The 411 on Branding

Branding. We hear the word a lot, especially as small business owners or those looking to hire a small business owner – but the word can seem a bit vague. So, what is branding, and why is it important?

The 411 on Branding - that's pretty ace

What is branding?

There are two common misunderstandings about it:

  1. Branding is not simply a logo. A logo is definitely a main component of a brand, but it's only the beginning. Confusing a "logo" as a "brand" is easy to do, but doesn't fully explain the weight of work a brand does.
  2. Branding is not just for large companies. When we think of a brand, we think of brands we're familiar with – for example, Apple, Starbucks, or Target. The truth behind this is that every business has a brand, and a business's brand is always communicating something visually to it's audience. A good brand says you're responsible and pay attention to details, and also authentically expresses your personality. A bad brand says you're unprofessional and not sure what you're doing. You've probably seen both of these daily without realizing that it's the branding that's communicating this.

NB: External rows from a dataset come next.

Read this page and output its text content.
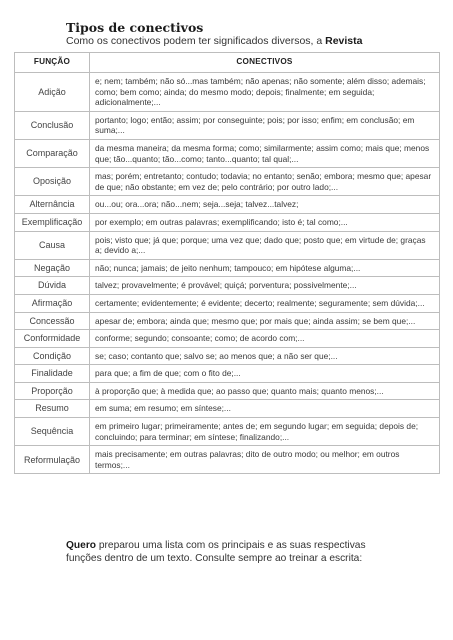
Tipos de conectivos
Como os conectivos podem ter significados diversos, a Revista
FUNÇÃO	CONECTIVOS
Adição	e; nem; também; não só...mas também; não apenas; não somente; além disso; ademais; como; bem como; ainda; do mesmo modo; depois; finalmente; em seguida; adicionalmente;...
Conclusão	portanto; logo; então; assim; por conseguinte; pois; por isso; enfim; em conclusão; em suma;...
Comparação	da mesma maneira; da mesma forma; como; similarmente; assim como; mais que; menos que; tão...quanto; tão...como; tanto...quanto; tal qual;...
Oposição	mas; porém; entretanto; contudo; todavia; no entanto; senão; embora; mesmo que; apesar de que; não obstante; em vez de; pelo contrário; por outro lado;...
Alternância	ou...ou; ora...ora; não...nem; seja...seja; talvez...talvez;
Exemplificação	por exemplo; em outras palavras; exemplificando; isto é; tal como;...
Causa	pois; visto que; já que; porque; uma vez que; dado que; posto que; em virtude de; graças a; devido a;...
Negação	não; nunca; jamais; de jeito nenhum; tampouco; em hipótese alguma;...
Dúvida	talvez; provavelmente; é provável; quiçá; porventura; possivelmente;...
Afirmação	certamente; evidentemente; é evidente; decerto; realmente; seguramente; sem dúvida;...
Concessão	apesar de; embora; ainda que; mesmo que; por mais que; ainda assim; se bem que;...
Conformidade	conforme; segundo; consoante; como; de acordo com;...
Condição	se; caso; contanto que; salvo se; ao menos que; a não ser que;...
Finalidade	para que; a fim de que; com o fito de;...
Proporção	à proporção que; à medida que; ao passo que; quanto mais; quanto menos;...
Resumo	em suma; em resumo; em síntese;...
Sequência	em primeiro lugar; primeiramente; antes de; em segundo lugar; em seguida; depois de; concluindo; para terminar; em síntese; finalizando;...
Reformulação	mais precisamente; em outras palavras; dito de outro modo; ou melhor; em outros termos;...
Quero preparou uma lista com os principais e as suas respectivas funções dentro de um texto. Consulte sempre ao treinar a escrita:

So what is a brand? A brand is the complete image of a business. It expresses what customers can expect from your products and/or services. It differentiates you from others in your field. It visually explains what you are, what you want to be, and what people perceive you to be. This is important for all businesses, but especially those who are exclusively online or just starting out – a good brand is intentional about using their branding elements to portray not only what their business or blog is, but what they dream of it to be. It's exactly like dressing nicely for an interview. When I talk with clients in our initial consultation, I focus mainly on what they want their business or blog to be – not necessarily what it is right now – because it's that future image that I want to help them present to their potential clients or readers. You're letting them know right away what to expect and what to love about you. 

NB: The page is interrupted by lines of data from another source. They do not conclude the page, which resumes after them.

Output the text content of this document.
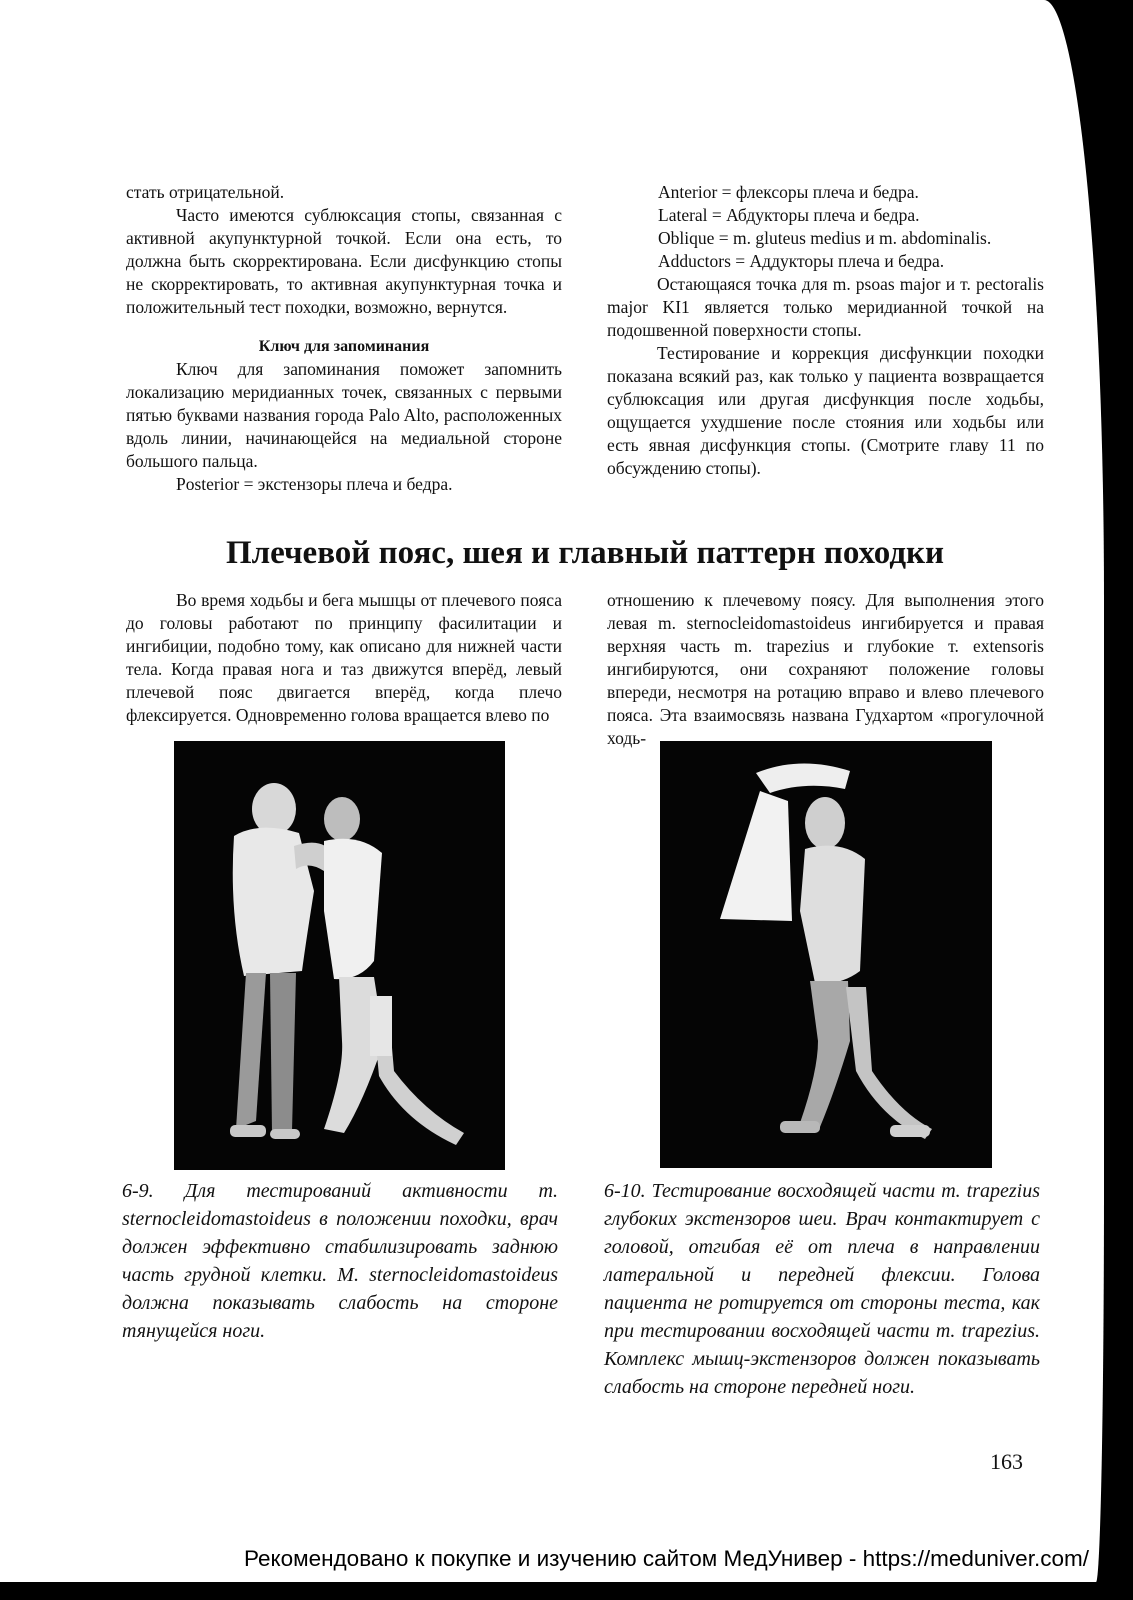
стать отрицательной.

Часто имеются сублюксация стопы, связанная с активной акупунктурной точкой. Если она есть, то должна быть скорректирована. Если дисфункцию стопы не скорректировать, то активная акупунктурная точка и положительный тест походки, возможно, вернутся.

Ключ для запоминания

Ключ для запоминания поможет запомнить локализацию меридианных точек, связанных с первыми пятью буквами названия города Palo Alto, расположенных вдоль линии, начинающейся на медиальной стороне большого пальца.

Posterior = экстензоры плеча и бедра.

Anterior = флексоры плеча и бедра.

Lateral = Абдукторы плеча и бедра.

Oblique = m. gluteus medius и m. abdominalis.

Adductors = Аддукторы плеча и бедра.

Остающаяся точка для m. psoas major и т. pectoralis major KI1 является только меридианной точкой на подошвенной поверхности стопы.

Тестирование и коррекция дисфункции походки показана всякий раз, как только у пациента возвращается сублюксация или другая дисфункция после ходьбы, ощущается ухудшение после стояния или ходьбы или есть явная дисфункция стопы. (Смотрите главу 11 по обсуждению стопы).

Плечевой пояс, шея и главный паттерн походки

Во время ходьбы и бега мышцы от плечевого пояса до головы работают по принципу фасилитации и ингибиции, подобно тому, как описано для нижней части тела. Когда правая нога и таз движутся вперёд, левый плечевой пояс двигается вперёд, когда плечо флексируется. Одновременно голова вращается влево по

отношению к плечевому поясу. Для выполнения этого левая m. sternocleidomastoideus ингибируется и правая верхняя часть m. trapezius и глубокие т. extensoris ингибируются, они сохраняют положение головы впереди, несмотря на ротацию вправо и влево плечевого пояса. Эта взаимосвязь названа Гудхартом «прогулочной ходь-

6-9. Для тестирований активности m. sternocleidomastoideus в положении походки, врач должен эффективно стабилизировать заднюю часть грудной клетки. M. sternocleidomastoideus должна показывать слабость на стороне тянущейся ноги.

6-10. Тестирование восходящей части m. trapezius глубоких экстензоров шеи. Врач контактирует с головой, отгибая её от плеча в направлении латеральной и передней флексии. Голова пациента не ротируется от стороны теста, как при тестировании восходящей части m. trapezius. Комплекс мышц-экстензоров должен показывать слабость на стороне передней ноги.

163

Рекомендовано к покупке и изучению сайтом МедУнивер - https://meduniver.com/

On a practical level, branding includes an overall look and feel that is expressed across a logo, color scheme, and additionally designed pieces, like buttons, packaging, stationary, social media images, etc. It also includes some aspects of your business that aren't as tangible – like your business's tone or voice, the terminology you use, and the experience you provide. Both the tangible and intangible aspects of your branding are equally important, and must be thoughtfully carried out. 

So why is branding important? 

Branding gives customers a mental image of your business. Most people have a visual memory, meaning that they remember things by what they look like. When we think about memories, people, or places, images usually come to mind. The same is true for a brand. The visual, tangible aspects of your brand give your audience images to remember it by and associate it with. Branding gives your audience a picture of your business to help them understand who you are and be able to remember you once they leave your page. It also helps differentiate you from others in your field by visually looking different. It helps to establish an emotional bond with your customer – when they see something they like, they remember it and grow attached to it. So, when done correctly, branding will win you your ideal customer or reader. 

There are endless benefits to having great branding. Successful businesses realize this, and their branding plays a large part in their success. Think of a brand like Starbucks – the classic, green circular logo. The smell of fresh coffee. The ambiance of stepping in the store. The ease of using the app. Branding gives your audience a reliable first impression of your business, making your business memorable and recognizable to them, and causes them to want to come back to you over and over again. 


Essentially, branding is the clear road to finding, attracting, and keeping your ideal customers – it's where you will prove your worth and build trust with your audience.

How have you established a strong personal brand?